TORONTO (Reuters) - The commodity-linked Canadian dollar hit a more than one-week high against the U.S. unit Wednesday after the Bank of Canada reiterated it will need to tighten monetary policy over time, and on signs China’s economic recovery was on track.
Canada’s central bank held its overnight lending rate steady on Tuesday at 1 percent, as expected. The bank has kept the rate unchanged for more than two years, the longest period of Bank of Canada inactivity since the early 1950s.
But the bank’s unwavering opinion that it may need to hike interest rates, not cut them, boosted confidence in the currency, prompting it to outperform most other majors, including the euro.
“There’s an element of catch-up perhaps at play here because people were obviously a little mindful ahead of the bank yesterday and the fact that there wasn’t any change in stance or tone I think has just encouraged a little bit of residual CAD strength to come back in,” said Jeremy Stretch, head of FX strategy at CIBC World Markets in London.
Meanwhile, Chinese Communist Party chief Xi Jinping said the country will maintain its fine-tuning of economic policies in 2013 to ensure stable economic growth, sparking a broad rally in equities, commodities and growth-related currencies.
At 8:00 a.m. (1500 GMT), the Canadian dollar stood at C$0.9918 versus the greenback, or $1.0083, firmer than Tuesday’s North American session close at C$0.9932, or $1.0068. Earlier, the currency touched C$0.9910, or $1.0091, its strongest level since November 27.
Stretch said a close stronger than the 100-day moving average at C$0.9913 could fuel a near-term Canadian dollar rally to the C$0.9875 area.

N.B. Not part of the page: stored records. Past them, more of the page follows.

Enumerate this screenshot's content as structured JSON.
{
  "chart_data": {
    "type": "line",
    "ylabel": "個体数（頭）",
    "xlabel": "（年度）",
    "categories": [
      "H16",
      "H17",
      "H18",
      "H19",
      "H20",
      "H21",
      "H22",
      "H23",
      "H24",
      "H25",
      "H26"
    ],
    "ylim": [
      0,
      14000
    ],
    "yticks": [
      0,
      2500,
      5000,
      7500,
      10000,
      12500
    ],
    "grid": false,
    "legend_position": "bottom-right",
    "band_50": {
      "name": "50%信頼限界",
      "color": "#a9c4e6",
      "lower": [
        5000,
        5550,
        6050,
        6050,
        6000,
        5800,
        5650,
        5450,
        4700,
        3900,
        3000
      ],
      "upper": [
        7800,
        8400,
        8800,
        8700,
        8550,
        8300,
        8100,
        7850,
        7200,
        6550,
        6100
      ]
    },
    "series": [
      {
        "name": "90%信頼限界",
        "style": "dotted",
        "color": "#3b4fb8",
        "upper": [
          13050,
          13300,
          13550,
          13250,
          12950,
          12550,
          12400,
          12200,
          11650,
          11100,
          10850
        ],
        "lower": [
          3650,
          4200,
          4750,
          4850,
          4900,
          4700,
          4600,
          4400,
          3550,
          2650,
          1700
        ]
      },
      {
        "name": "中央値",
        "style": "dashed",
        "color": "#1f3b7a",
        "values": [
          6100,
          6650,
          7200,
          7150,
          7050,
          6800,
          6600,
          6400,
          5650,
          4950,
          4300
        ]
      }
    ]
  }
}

Economists and currency strategists polled by Reuters expect the Canadian dollar to strengthen against its U.S. counterpart over the next year, with a recovering global economy and a possible Bank of Canada interest rate increase providing support. <CAD/POLL>
Over six months, the survey saw the currency strengthening to C$0.9800, or $1.0204, and holding at that level a year from now. <CAD/POLL>
However, investors are still on edge as talks between the White House and Congress to avoid year-end tax hikes and spending cuts showed little progress.
Canadian bond prices were little changed across the curve. The two-year bond was off half a Canadian cent to yield 1.062 percent, and the benchmark 10-year bond was down 5 Canadian cents to yield 1.700 percent.